Me: I've been thinking about this non-stop since our conversation earlier. I think you should see DD and I hope you have a lovely time. Perhaps I will see you after work on Friday if I'm not too tired?

Him: Boo
Him:Stop thinking, we have agreed
Him:See you soon
Me:I do wholeheartedly think this is the best

Him:Aah
Me:I want you to be happy and relaxed. DD comes first.
seeing DDis more important than eating dinner and having sex with me.

Him: Get a sleep
Him: You're bit crazy
Me: If I'm not too tired after the double nightshift, I'll see you on Friday okay? Or failing that, Sunday with all kids together?

Him: See you today/tomorrow
Me: DD is a kid. I am an adult. She takes priority.
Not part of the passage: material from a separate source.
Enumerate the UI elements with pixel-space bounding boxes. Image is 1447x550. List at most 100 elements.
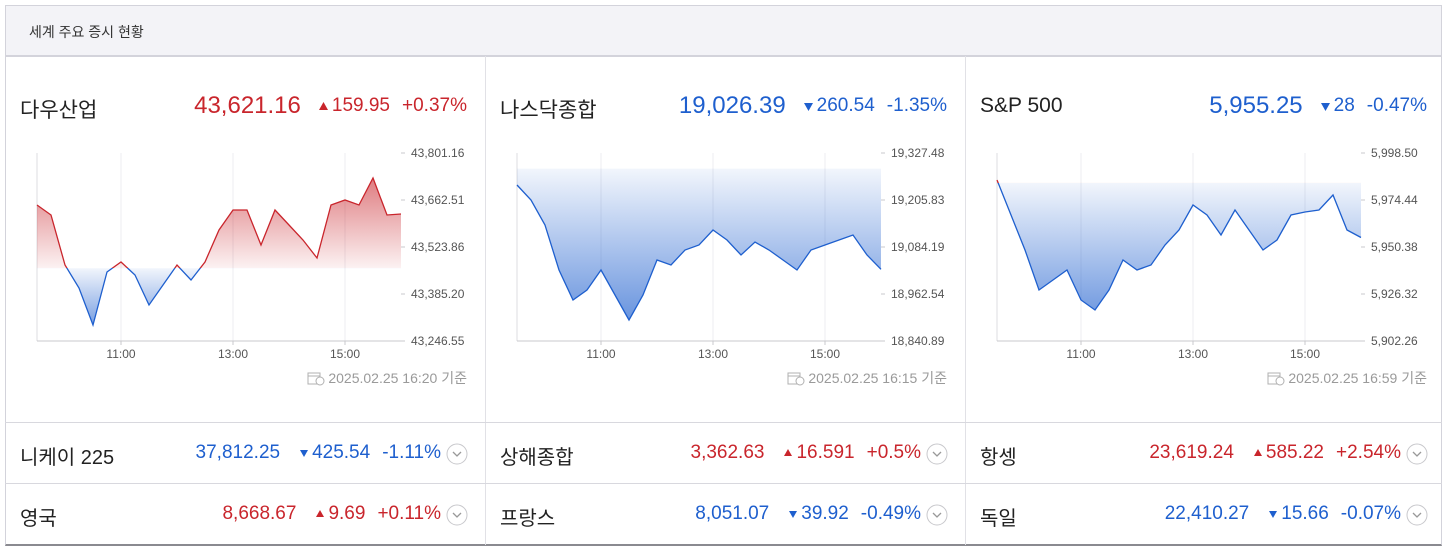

Stop thinking, it's not working
Me: I will feel better of you see DD
Me: Neither of us will be relaxed otherwise

Him: Btw, I can't have DD. CAN'T
Me: Why ask me then?

Him: Oh fuck off then. It's unbearable
Him: Can't take this anymore
Him: Place the keys in [location] as agreed
Me: I just want you to be happy when you come back. Not miserable or resentful ❤️
Me: I love you and I need to stop being a dick.

YOU made me miserable ALREADY
Me: I'm sorry. Let's make it better. You can see DD and I'll see you at the weekend.
Me: I need to grow up and act like an adult.

Now what have I done wrong?? Confused

OP posts:
peppatax · 21/11/2016 22:49

Oh dear OP. Looks like for whatever reason he was going to see you but I have a feeling you totally messed it up there with the martyr-ish comments about sex and dinner.